Observers and capability code (LLM provider span hook, Langfuse observer, OTel observer) read this to surface the mapping on backend-specific records. The returned mapping is read-only; callers MUST NOT mutate it. Use :func:set_invocation_metadata to add entries.

Aliased as :func:get_invocation_metadata; the alias is the canonical idiomatic name paralleling :func:set_invocation_metadata. Both names point at the same function — pick whichever reads naturally at the call site.

set_invocation_metadata

set_invocation_metadata(**entries: AttributeValue) -> None

Merge entries into the current async context's invocation metadata. Additive: existing keys with the same names are overwritten; other keys are preserved.

Affects spans / observations emitted AFTER the call returns.

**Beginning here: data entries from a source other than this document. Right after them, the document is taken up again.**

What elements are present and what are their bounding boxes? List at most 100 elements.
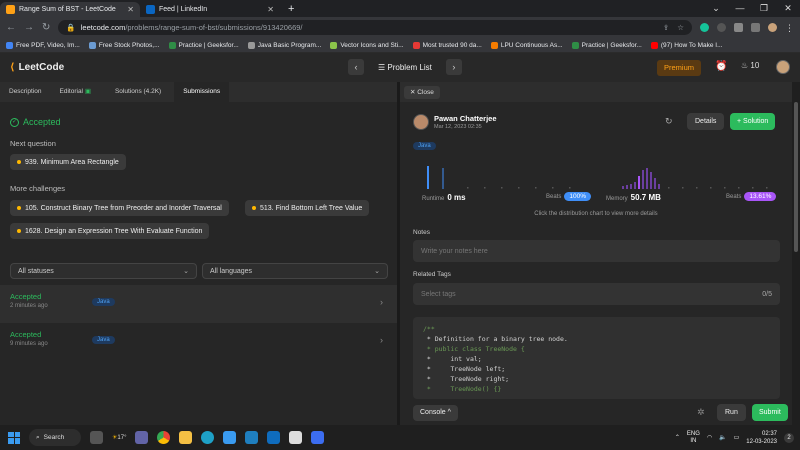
extension-icon[interactable] [717,23,726,32]
next-question-chip[interactable]: 939. Minimum Area Rectangle [10,154,126,170]
alarm-clock-icon[interactable]: ⏰ [715,61,727,72]
memory-bar [654,178,656,189]
taskbar-search[interactable]: ⌕ Search [29,429,81,446]
bookmark-item[interactable]: (97) How To Make I... [650,41,723,49]
details-button[interactable]: Details [687,113,725,130]
bookmark-item[interactable]: Most trusted 90 da... [412,41,482,49]
memory-beats-badge: 13.61% [744,192,777,201]
grammarly-icon[interactable] [700,23,709,32]
weather-widget[interactable]: ☀17° [112,434,126,441]
bookmark-item[interactable]: Vector Icons and Sti... [330,41,404,49]
bookmark-item[interactable]: Practice | Geeksfor... [168,41,239,49]
reload-icon[interactable]: ↻ [42,22,50,33]
author-avatar [413,114,429,130]
sidepanel-icon[interactable] [751,23,760,32]
chat-icon[interactable] [135,431,149,444]
leetcode-logo[interactable]: ⟨ LeetCode [10,62,64,73]
bookmark-icon [490,41,498,49]
notification-icon[interactable]: 2 [784,432,794,443]
tab-submissions[interactable]: Submissions [174,82,230,102]
problem-list-link[interactable]: ☰ Problem List [372,63,438,72]
bookmark-item[interactable]: Free Stock Photos,... [88,41,160,49]
problem-navigation: ‹ ☰ Problem List › [348,59,462,75]
bookmark-item[interactable]: Practice | Geeksfor... [571,41,642,49]
kebab-menu-icon[interactable]: ⋮ [785,23,794,33]
language-badge: Java [413,142,436,150]
tab-description[interactable]: Description [0,82,51,102]
edge-icon[interactable] [201,431,215,444]
maximize-icon[interactable]: ❐ [752,0,776,17]
bookmark-icon [6,41,13,49]
action-bar: Console ^ ✲ Run Submit [400,401,792,425]
close-button[interactable]: ✕ Close [404,85,440,99]
user-avatar[interactable] [776,60,790,74]
share-icon[interactable]: ⇪ [663,23,669,32]
bookmark-icon [168,41,176,49]
chevron-up-icon[interactable]: ⌃ [675,434,680,441]
status-filter-select[interactable]: All statuses ⌄ [10,263,197,279]
bookmark-item[interactable]: Java Basic Program... [247,41,321,49]
tab-solutions[interactable]: Solutions (4.2K) [106,82,170,102]
notes-input[interactable]: Write your notes here [413,240,780,262]
run-button[interactable]: Run [717,404,746,421]
language-indicator[interactable]: ENG IN [687,431,700,445]
challenge-chip[interactable]: 1628. Design an Expression Tree With Eva… [10,223,210,239]
volume-icon[interactable]: 🔈 [719,434,726,441]
tags-select[interactable]: Select tags 0/5 [413,283,780,305]
close-tab-icon[interactable]: ✕ [267,5,274,14]
scrollbar[interactable] [792,82,800,425]
next-problem-button[interactable]: › [445,59,462,75]
profile-avatar[interactable] [768,23,777,32]
challenge-chip[interactable]: 105. Construct Binary Tree from Preorder… [10,200,229,216]
refresh-icon[interactable]: ↻ [665,116,673,127]
runtime-beats: Beats 100% [546,192,591,201]
wifi-icon[interactable]: ◠ [707,434,712,441]
submit-button[interactable]: Submit [752,404,788,421]
challenge-chip[interactable]: 513. Find Bottom Left Tree Value [245,200,370,216]
tab-title: Feed | LinkedIn [159,6,208,13]
submission-row[interactable]: Accepted 2 minutes ago Java › [0,285,397,323]
back-arrow-icon[interactable]: ← [6,22,16,33]
memory-bar [658,184,660,189]
forward-arrow-icon[interactable]: → [24,22,34,33]
runtime-dot [535,187,537,189]
scrollbar-thumb[interactable] [794,102,798,252]
clock[interactable]: 02:37 12-03-2023 [746,430,777,446]
battery-icon[interactable]: ▭ [734,434,740,441]
microsoft-store-icon[interactable] [223,431,237,444]
puzzle-icon[interactable] [734,23,743,32]
star-icon[interactable]: ☆ [677,23,684,32]
close-tab-icon[interactable]: ✕ [127,5,134,14]
tab-editorial[interactable]: Editorial ▣ [51,82,100,102]
url-input[interactable]: 🔒 leetcode.com/problems/range-sum-of-bst… [58,20,692,35]
browser-tab-linkedin[interactable]: Feed | LinkedIn ✕ [140,2,280,17]
chrome-icon[interactable] [157,431,171,444]
previous-problem-button[interactable]: ‹ [348,59,364,75]
distribution-chart[interactable] [422,164,782,194]
code-viewer[interactable]: /** * Definition for a binary tree node.… [413,317,780,399]
task-view-icon[interactable] [90,431,103,444]
medium-difficulty-dot [252,206,256,210]
new-tab-button[interactable]: + [288,2,294,17]
app-icon[interactable] [289,431,303,444]
windows-start-icon[interactable] [8,431,20,444]
browser-tab-leetcode[interactable]: Range Sum of BST - LeetCode ✕ [0,2,140,17]
streak-counter[interactable]: ♨ 10 [741,61,759,70]
runtime-bar [427,166,429,189]
author-name: Pawan Chatterjee [434,114,497,123]
app-icon[interactable] [311,431,325,444]
minimize-icon[interactable]: — [728,0,752,17]
app-icon[interactable] [245,431,259,444]
chevron-down-icon[interactable]: ⌄ [704,0,728,17]
add-solution-button[interactable]: + Solution [730,113,776,130]
console-toggle-button[interactable]: Console ^ [413,405,458,421]
submission-row[interactable]: Accepted 9 minutes ago Java › [0,323,397,361]
premium-button[interactable]: Premium [657,60,702,76]
language-filter-select[interactable]: All languages ⌄ [202,263,388,279]
mail-icon[interactable] [267,431,281,444]
bookmark-item[interactable]: LPU Continuous As... [490,41,563,49]
file-explorer-icon[interactable] [179,431,193,444]
close-window-icon[interactable]: ✕ [776,0,800,17]
bug-icon[interactable]: ✲ [697,407,705,418]
bookmark-item[interactable]: Free PDF, Video, Im... [6,41,80,49]
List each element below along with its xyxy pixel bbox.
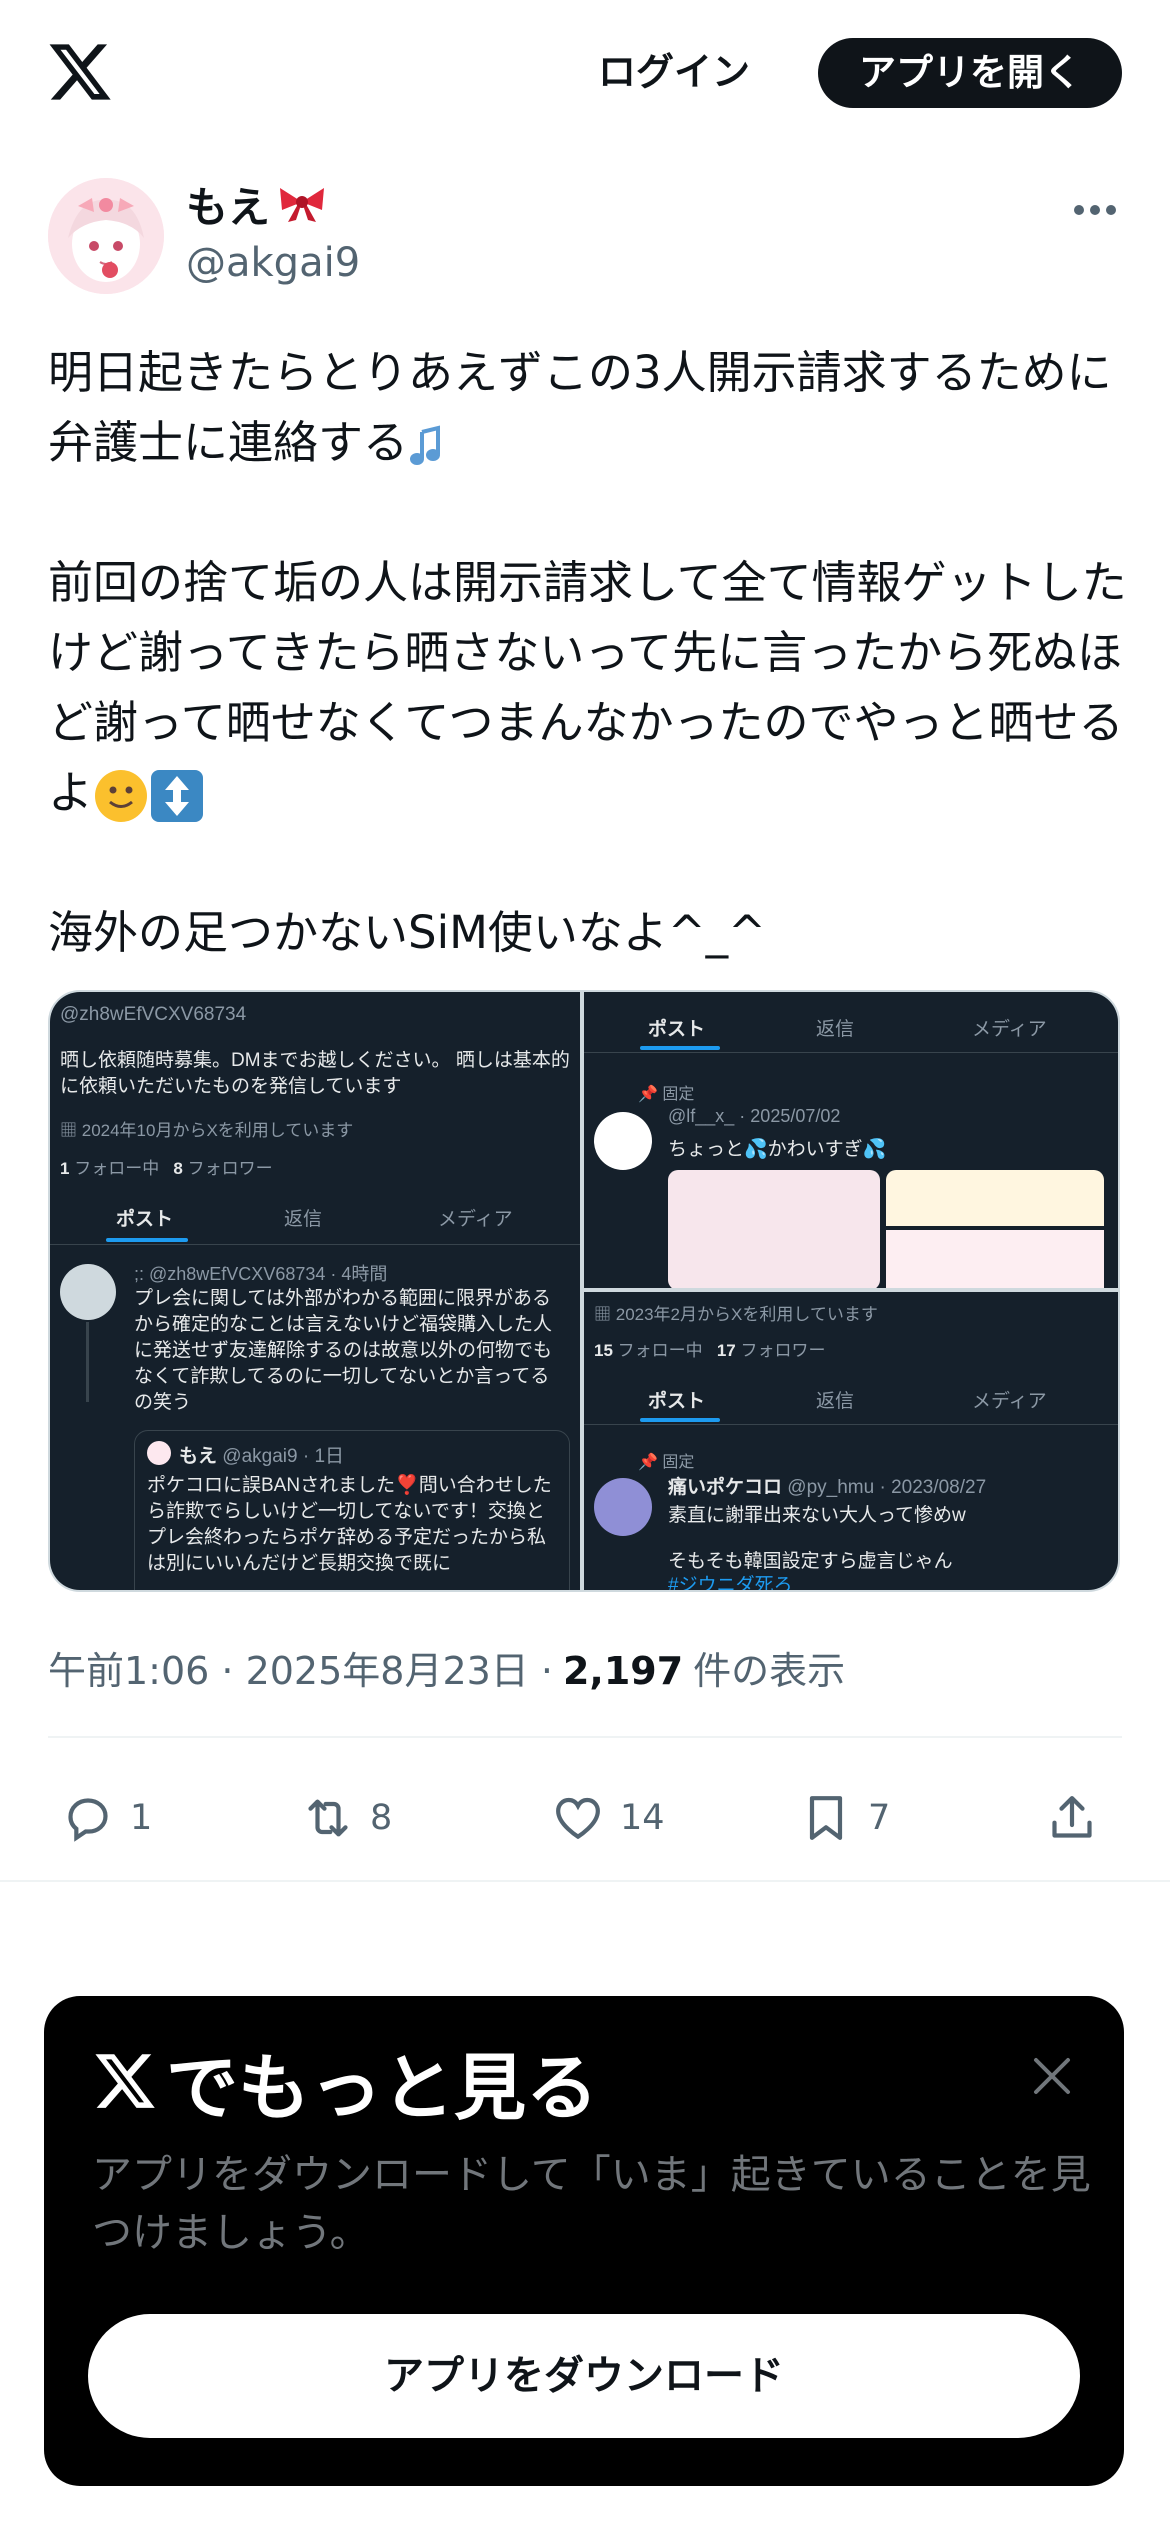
author-display-name[interactable]: もえ [186,174,270,235]
promo-title-text: でもっと見る [166,2045,599,2130]
action-bar: 1 8 14 7 [0,1778,1170,1858]
screenshot-follow-counts: 1 フォロー中 8 フォロワー [60,1159,273,1178]
screenshot-photo [668,1170,880,1288]
divider [0,1880,1170,1882]
promo-description: アプリをダウンロードして「いま」起きていることを見つけましょう。 [92,2152,1091,2256]
screenshot-handle: @zh8wEfVCXV68734 [60,1004,247,1025]
screenshot-tweet-meta: @lf__x_ · 2025/07/02 [668,1106,841,1126]
up-down-arrow-icon [151,770,204,822]
screenshot-tab-media: メディア [438,1209,513,1230]
x-logo-icon[interactable] [46,38,114,106]
quote-text: ポケコロに誤BANされました❣️問い合わせしたら詐欺でらしいけど一切してないです… [147,1475,552,1574]
top-bar: ログイン アプリを開く [0,0,1170,150]
screenshot-tab-posts: ポスト [648,1391,706,1412]
screenshot-hashtag: #ジウニダ死ろ [668,1575,793,1590]
tab-indicator [640,1418,720,1422]
screenshot-follow-counts: 15 フォロー中 17 フォロワー [594,1341,826,1360]
like-count: 14 [620,1798,665,1838]
screenshot-tweet-text: 素直に謝罪出来ない大人って惨めw [668,1505,966,1526]
media-grid[interactable]: @zh8wEfVCXV68734 晒し依頼随時募集。DMまでお越しください。 晒… [48,990,1120,1592]
media-image-3[interactable]: ▦ 2023年2月からXを利用しています 15 フォロー中 17 フォロワー ポ… [584,1292,1118,1590]
close-icon[interactable] [1030,2054,1074,2098]
divider [50,1244,580,1245]
pin-icon: 📌 [638,1086,663,1103]
repost-button[interactable]: 8 [300,1778,392,1858]
screenshot-avatar [594,1112,652,1170]
heart-icon [556,1797,600,1840]
musical-notes-icon [410,425,441,465]
screenshot-photo [886,1230,1104,1288]
views-label: 件の表示 [693,1649,846,1693]
divider [48,1736,1122,1738]
repost-count: 8 [370,1798,393,1838]
post-meta: 午前1:06 · 2025年8月23日 · 2,197 件の表示 [48,1640,845,1695]
screenshot-tweet-text-2: そもそも韓国設定すら虚言じゃん [668,1551,953,1572]
tab-indicator [106,1238,188,1242]
screenshot-avatar [60,1264,116,1320]
screenshot-photo [886,1170,1104,1226]
divider [584,1052,1118,1053]
screenshot-joined: ▦ 2023年2月からXを利用しています [594,1305,878,1324]
screenshot-tab-media: メディア [972,1019,1047,1040]
screenshot-tweet-meta: ;: @zh8wEfVCXV68734 · 4時間 [134,1264,388,1284]
screenshot-tab-replies: 返信 [816,1019,855,1040]
tweet-text: 明日起きたらとりあえずこの3人開示請求するために弁護士に連絡する 前回の捨て垢の… [48,338,1128,968]
pinned-label: 📌 固定 [638,1086,695,1103]
screenshot-tweet-text: ちょっと💦かわいすぎ💦 [668,1139,887,1160]
reply-icon [68,1798,108,1842]
tweet-paragraph: 前回の捨て垢の人は開示請求して全て情報ゲットしたけど謝ってきたら晒さないって先に… [48,548,1128,828]
quote-author: もえ @akgai9 · 1日 [179,1446,345,1467]
author-name-row[interactable]: もえ [186,176,328,232]
quote-avatar [147,1441,171,1465]
download-app-button[interactable]: アプリをダウンロード [88,2314,1080,2438]
screenshot-tab-replies: 返信 [284,1209,323,1230]
repost-icon [308,1799,348,1837]
tab-indicator [640,1046,720,1050]
screenshot-avatar [594,1478,652,1536]
login-link[interactable]: ログイン [598,44,750,100]
screenshot-quote-card: もえ @akgai9 · 1日 ポケコロに誤BANされました❣️問い合わせしたら… [134,1430,570,1590]
screenshot-joined: ▦ 2024年10月からXを利用しています [60,1121,354,1140]
bookmark-count: 7 [868,1798,891,1838]
like-button[interactable]: 14 [550,1778,665,1858]
screenshot-tweet-header: 痛いポケコロ @py_hmu · 2023/08/27 [668,1477,987,1498]
views-count: 2,197 [562,1649,684,1693]
screenshot-tab-posts: ポスト [116,1209,174,1230]
share-button[interactable] [1044,1778,1100,1858]
screenshot-tweet-text: プレ会に関しては外部がわかる範囲に限界があるから確定的なことは言えないけど福袋購… [134,1288,553,1413]
reply-count: 1 [130,1798,153,1838]
screenshot-bio: 晒し依頼随時募集。DMまでお越しください。 晒しは基本的に依頼いただいたものを発… [60,1050,570,1097]
pin-icon: 📌 [638,1454,663,1471]
author-handle[interactable]: @akgai9 [186,240,360,286]
calendar-icon: ▦ [594,1305,616,1324]
x-logo-icon [95,2054,155,2108]
post-timestamp[interactable]: 午前1:06 · 2025年8月23日 · [48,1640,553,1695]
bookmark-button[interactable]: 7 [798,1778,890,1858]
share-icon [1052,1796,1092,1838]
screenshot-tab-replies: 返信 [816,1391,855,1412]
more-options-icon[interactable] [1070,190,1120,230]
promo-title: でもっと見る [92,2036,598,2130]
media-image-1[interactable]: @zh8wEfVCXV68734 晒し依頼随時募集。DMまでお越しください。 晒… [50,992,580,1590]
media-image-2[interactable]: ポスト 返信 メディア 📌 固定 @lf__x_ · 2025/07/02 ちょ… [584,992,1118,1288]
open-app-button[interactable]: アプリを開く [818,38,1122,108]
avatar[interactable] [48,178,164,294]
tweet-paragraph: 海外の足つかないSiM使いなよ^_^ [48,906,766,959]
divider [584,1424,1118,1425]
thread-line [86,1322,89,1402]
reply-button[interactable]: 1 [60,1778,152,1858]
calendar-icon: ▦ [60,1121,82,1140]
pinned-label: 📌 固定 [638,1454,695,1471]
tweet-paragraph: 明日起きたらとりあえずこの3人開示請求するために弁護士に連絡する [48,346,1112,469]
slightly-smiling-face-icon [95,770,148,822]
screenshot-tab-posts: ポスト [648,1019,706,1040]
screenshot-tab-media: メディア [972,1391,1047,1412]
app-promo-card: でもっと見る アプリをダウンロードして「いま」起きていることを見つけましょう。 … [44,1996,1124,2486]
ribbon-icon [280,188,325,222]
bookmark-icon [809,1796,843,1840]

Open observations whose lineage covers the calling context ARE updated in place: implementations enqueue a :class:~openarmature.graph.events.MetadataAugmentationEvent on the engine's serial observer-delivery queue carrying the delta + the calling context's lineage tuple (namespace, attempt_index, fan_out_index, branch_name); observers correlate the lineage with their open observations and apply observation.update(metadata=...) / span.set_attribute(...) in place. Spans already CLOSED at call time are NOT retroactively updated.

Raises :class:ValueError if any key violates the reserved- namespace rule or any value is not OTel-attribute-compatible.

Outside any active invocation, this still updates the ContextVar (a fresh per-context override), but the value will not be observed by any backend since no observer is in scope: :func:current_dispatch returns None and no augmentation event is emitted. The empty-invocation case is supported for symmetry; users typically call this from inside a node body, middleware, or observer where an invocation is already in flight.

Symmetric with :func:get_invocation_metadata, which returns an immutable snapshot of the current async context's view.

with_tool_call

with_tool_call(
    tool_name: str,
    arguments: Mapping[str, Any] | None = None,
    *,
    tool_call_id: str | None = None
) -> Iterator[ToolCallScope]

Instrument a tool execution inside a node body.

Wrap the caller's tool execution in this scope and report the result via :meth:ToolCallScope.set_result::

with with_tool_call("get_weather", {"city": "Paris"}, tool_call_id="call_abc") as scope:
    result = await get_weather(city="Paris")
    scope.set_result(result)

On clean exit a :class:~openarmature.graph.events.ToolCallEvent is dispatched carrying the reported result; on an exception a :class:~openarmature.graph.events.ToolCallFailedEvent is dispatched (with the exception's type + message) and the exception re-raises -- the scope observes, it does not swallow. OA does not run the tool, choose it, loop, or feed the result back to the model; those stay in the caller's graph.

arguments is the observability representation of the call inputs (for an LLM-originated call, the parsed ToolCall.arguments); it is independent of how the caller actually invokes the tool. tool_call_id links back to the LlmCompletionEvent.output_tool_calls entry this execution satisfies, or None for a standalone instrumented function. arguments and the result are payload; observer-side gating (disable_provider_payload) applies at rendering.